Analis Mirae Asset Sekuritas, Jessica Tasijawa, menilai pelebaran defisit tersebut mencerminkan tekanan serius dari sisi penerimaan negara.
“Penerimaan negara pada 2025 turun 3,3 persen secara tahunan, jauh di bawah target pemerintah. Ini membayangi prospek fiskal di tengah sikap belanja pemerintah yang masih akomodatif,” ujarnya.
Meski belanja negara meningkat, terutama pada belanja sosial dan belanja modal untuk mendukung agenda pertumbuhan pemerintahan baru, kebutuhan pembiayaan diperkirakan tetap tinggi. Besarnya jatuh tempo surat berharga negara (SBN) dan rendahnya kepemilikan asing membuat penguatan basis penerimaan menjadi krusial ke depan.
Dari sisi eksternal, tekanan global turut membayangi pasar keuangan domestik. Rupiah mengalami pelemahan cukup tajam seiring meningkatnya sentimen ketidakpastian global dan penguatan dolar AS.
Nilai tukar rupiah bahkan untuk pertama kalinya sejak April 2025 ditutup di atas level Rp 16.800 per dolar AS. Kondisi tersebut mempersempit ruang kebijakan moneter Bank Indonesia (BI), sehingga BI diperkirakan akan cenderung berhati-hati dengan fokus utama pada stabilitas nilai tukar.
Di pasar saham, sentimen positif masih ditopang oleh derasnya aliran masuk dana (inflow) asing. BI mencatat, pembelian bersih investor asing sekitar Rp 1,44 triliun pada pekan pertama Januari 2026. Secara mingguan, IHSG menguat 0,13 persen ke level 8.936, dengan inflow asing di pasar reguler mencapai sekitar Rp 1,6 triliun.
Equity Analyst PT Indo Premier Sekuritas (IPOT) David Kurniawan, dalam keterangan terpisah, mengatakan pergerakan IHSG pekan ini juga turut dipengaruhi sentimen ekonomi global. Salah satunya, sikap bank sentral Jepang yang lebih ketat terhadap kondisi perekonomian mereka, sehingga memicu penarikan uang di aset keuangan berisiko seperti pasar saham.
Namun, reli harga komoditas global menjadi penyeimbang. Selain emas, harga tembaga juga mencatatkan rekor tertinggi, didorong oleh meningkatnya permintaan dari sektor teknologi kecerdasan buatan (AI) dan kendaraan listrik. Kondisi ini memberikan sentimen positif bagi saham-saham barang baku dan energi di BEI.
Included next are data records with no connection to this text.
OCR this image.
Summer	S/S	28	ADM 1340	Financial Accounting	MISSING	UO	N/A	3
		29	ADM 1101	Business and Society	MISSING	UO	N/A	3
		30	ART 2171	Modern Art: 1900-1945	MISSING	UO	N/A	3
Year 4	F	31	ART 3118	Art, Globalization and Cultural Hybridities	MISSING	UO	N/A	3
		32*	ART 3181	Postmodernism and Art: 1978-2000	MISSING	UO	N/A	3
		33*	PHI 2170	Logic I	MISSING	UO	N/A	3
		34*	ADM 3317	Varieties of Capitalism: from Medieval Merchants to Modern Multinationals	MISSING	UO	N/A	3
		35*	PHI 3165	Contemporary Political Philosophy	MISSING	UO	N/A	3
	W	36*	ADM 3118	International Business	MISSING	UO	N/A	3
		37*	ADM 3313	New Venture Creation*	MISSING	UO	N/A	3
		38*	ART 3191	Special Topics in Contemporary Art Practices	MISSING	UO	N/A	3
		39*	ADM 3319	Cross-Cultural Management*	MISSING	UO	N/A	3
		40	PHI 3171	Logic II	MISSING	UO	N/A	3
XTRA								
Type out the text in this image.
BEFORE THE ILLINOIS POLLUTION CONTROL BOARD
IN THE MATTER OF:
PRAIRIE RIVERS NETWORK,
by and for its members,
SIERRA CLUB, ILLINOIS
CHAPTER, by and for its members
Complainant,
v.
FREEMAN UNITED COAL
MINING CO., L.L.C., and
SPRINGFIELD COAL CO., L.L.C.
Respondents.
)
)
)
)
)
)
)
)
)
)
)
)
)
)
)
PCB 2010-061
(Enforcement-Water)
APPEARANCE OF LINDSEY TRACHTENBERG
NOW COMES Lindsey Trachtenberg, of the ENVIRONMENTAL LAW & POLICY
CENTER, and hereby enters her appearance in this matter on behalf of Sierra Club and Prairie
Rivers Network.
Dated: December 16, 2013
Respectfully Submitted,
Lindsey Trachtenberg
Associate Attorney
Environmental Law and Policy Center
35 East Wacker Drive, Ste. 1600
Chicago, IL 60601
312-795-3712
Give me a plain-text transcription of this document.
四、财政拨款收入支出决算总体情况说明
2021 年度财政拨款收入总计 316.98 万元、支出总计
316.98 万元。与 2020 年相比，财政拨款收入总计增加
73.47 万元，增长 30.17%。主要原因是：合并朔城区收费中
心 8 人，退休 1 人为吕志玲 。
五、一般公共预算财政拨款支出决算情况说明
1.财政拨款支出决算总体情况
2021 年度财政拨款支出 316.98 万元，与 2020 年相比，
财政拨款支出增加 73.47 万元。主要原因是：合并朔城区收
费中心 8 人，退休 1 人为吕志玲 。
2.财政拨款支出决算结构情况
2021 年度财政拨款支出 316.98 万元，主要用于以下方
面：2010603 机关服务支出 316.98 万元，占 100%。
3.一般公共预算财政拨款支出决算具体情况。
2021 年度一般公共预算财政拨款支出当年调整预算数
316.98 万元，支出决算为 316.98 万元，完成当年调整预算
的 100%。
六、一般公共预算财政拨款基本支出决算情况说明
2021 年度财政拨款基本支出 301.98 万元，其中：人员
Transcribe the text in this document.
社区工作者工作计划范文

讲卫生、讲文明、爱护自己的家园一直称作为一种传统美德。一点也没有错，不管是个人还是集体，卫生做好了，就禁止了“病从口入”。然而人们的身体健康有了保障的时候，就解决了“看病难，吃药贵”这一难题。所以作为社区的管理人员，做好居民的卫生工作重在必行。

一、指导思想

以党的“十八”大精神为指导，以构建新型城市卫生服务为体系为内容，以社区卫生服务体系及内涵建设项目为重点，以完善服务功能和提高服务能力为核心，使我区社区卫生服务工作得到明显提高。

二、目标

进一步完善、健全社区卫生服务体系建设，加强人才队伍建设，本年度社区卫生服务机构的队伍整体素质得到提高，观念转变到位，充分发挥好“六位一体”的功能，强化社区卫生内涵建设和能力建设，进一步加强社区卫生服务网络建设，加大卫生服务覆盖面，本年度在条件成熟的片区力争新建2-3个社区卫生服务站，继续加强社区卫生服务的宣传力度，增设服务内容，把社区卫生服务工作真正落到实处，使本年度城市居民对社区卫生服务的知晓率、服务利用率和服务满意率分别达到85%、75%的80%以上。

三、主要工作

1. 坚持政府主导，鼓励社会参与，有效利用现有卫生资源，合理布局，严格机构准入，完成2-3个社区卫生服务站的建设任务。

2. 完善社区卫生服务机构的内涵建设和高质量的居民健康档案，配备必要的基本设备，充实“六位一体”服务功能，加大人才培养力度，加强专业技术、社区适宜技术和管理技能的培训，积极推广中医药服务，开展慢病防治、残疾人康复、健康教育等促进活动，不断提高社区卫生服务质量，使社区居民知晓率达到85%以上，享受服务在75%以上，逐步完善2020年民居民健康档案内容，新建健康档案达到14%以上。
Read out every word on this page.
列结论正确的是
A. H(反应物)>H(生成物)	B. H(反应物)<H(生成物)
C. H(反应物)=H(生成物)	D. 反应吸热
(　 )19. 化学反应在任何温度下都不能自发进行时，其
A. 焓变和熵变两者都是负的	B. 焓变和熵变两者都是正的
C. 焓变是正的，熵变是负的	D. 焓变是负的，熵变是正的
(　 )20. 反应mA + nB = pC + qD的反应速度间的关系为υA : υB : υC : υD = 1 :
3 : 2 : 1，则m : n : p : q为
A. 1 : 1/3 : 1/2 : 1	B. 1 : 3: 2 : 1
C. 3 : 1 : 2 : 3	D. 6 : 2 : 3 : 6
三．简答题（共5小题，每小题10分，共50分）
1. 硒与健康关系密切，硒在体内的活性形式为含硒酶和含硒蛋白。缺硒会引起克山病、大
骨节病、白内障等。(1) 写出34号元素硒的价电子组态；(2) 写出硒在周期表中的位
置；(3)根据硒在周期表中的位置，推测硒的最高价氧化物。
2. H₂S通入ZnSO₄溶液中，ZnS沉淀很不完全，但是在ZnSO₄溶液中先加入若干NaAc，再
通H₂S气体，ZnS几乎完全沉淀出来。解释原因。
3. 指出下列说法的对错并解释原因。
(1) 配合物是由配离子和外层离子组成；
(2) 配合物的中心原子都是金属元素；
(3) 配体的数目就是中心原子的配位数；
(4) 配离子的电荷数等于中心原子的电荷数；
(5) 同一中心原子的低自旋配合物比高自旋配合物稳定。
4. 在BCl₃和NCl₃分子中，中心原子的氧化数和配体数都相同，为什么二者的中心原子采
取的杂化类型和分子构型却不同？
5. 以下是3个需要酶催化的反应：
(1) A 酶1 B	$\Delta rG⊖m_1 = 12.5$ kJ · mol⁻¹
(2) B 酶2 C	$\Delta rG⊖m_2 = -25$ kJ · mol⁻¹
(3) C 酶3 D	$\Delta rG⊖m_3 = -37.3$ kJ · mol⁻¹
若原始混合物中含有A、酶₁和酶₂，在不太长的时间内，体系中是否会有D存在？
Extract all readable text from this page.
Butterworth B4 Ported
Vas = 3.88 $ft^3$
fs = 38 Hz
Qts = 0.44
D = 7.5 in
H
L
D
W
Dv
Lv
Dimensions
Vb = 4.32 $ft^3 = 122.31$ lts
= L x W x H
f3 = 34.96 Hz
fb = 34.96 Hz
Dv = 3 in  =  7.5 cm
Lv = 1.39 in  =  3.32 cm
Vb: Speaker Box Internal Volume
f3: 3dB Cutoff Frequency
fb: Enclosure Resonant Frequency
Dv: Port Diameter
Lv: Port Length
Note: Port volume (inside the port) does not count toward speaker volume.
Untuk jangka pendek, khususnya pada pekan perdagangan 12–15 Januari 2026 yang lebih singkat karena libur Isra’ Mi’raj, pelaku pasar masih melihat IHSG berada dalam fase kenaikan atau bullish. Fenomena ”January Effect” juga turut berperan, karena di awal tahun, manajer investasi biasanya cenderung melakukan reinvestasi portofolio.
Ia pun menyarankan para investor jangka pendek atau trader untuk memantau saham-saham yang mengalami kenaikan harga karena pergerakan dana (money flow) investor dalam jumlah besar. Pada Jumat (9/1/2026) sore lalu, misalnya, sempat terlihat money flow di sektor properti. "Tapi, tetap ingat dengan risiko manajemen masing-masing," katanya.
Selain itu, ia mengimbau para trader dan investor untuk mencermati sentimen kunci, yaitu rilis data neraca perdagangan untuk periode Desember 2025 yang dijadwalkan pada pekan ini.
"Pasar menantikan apakah surplus perdagangan Indonesia masih berlanjut di tengah fluktuasi harga komoditas global. Angka surplus yang kuat akan memperkokoh nilai tukar rupiah dan menjaga minat investor asing," kata David.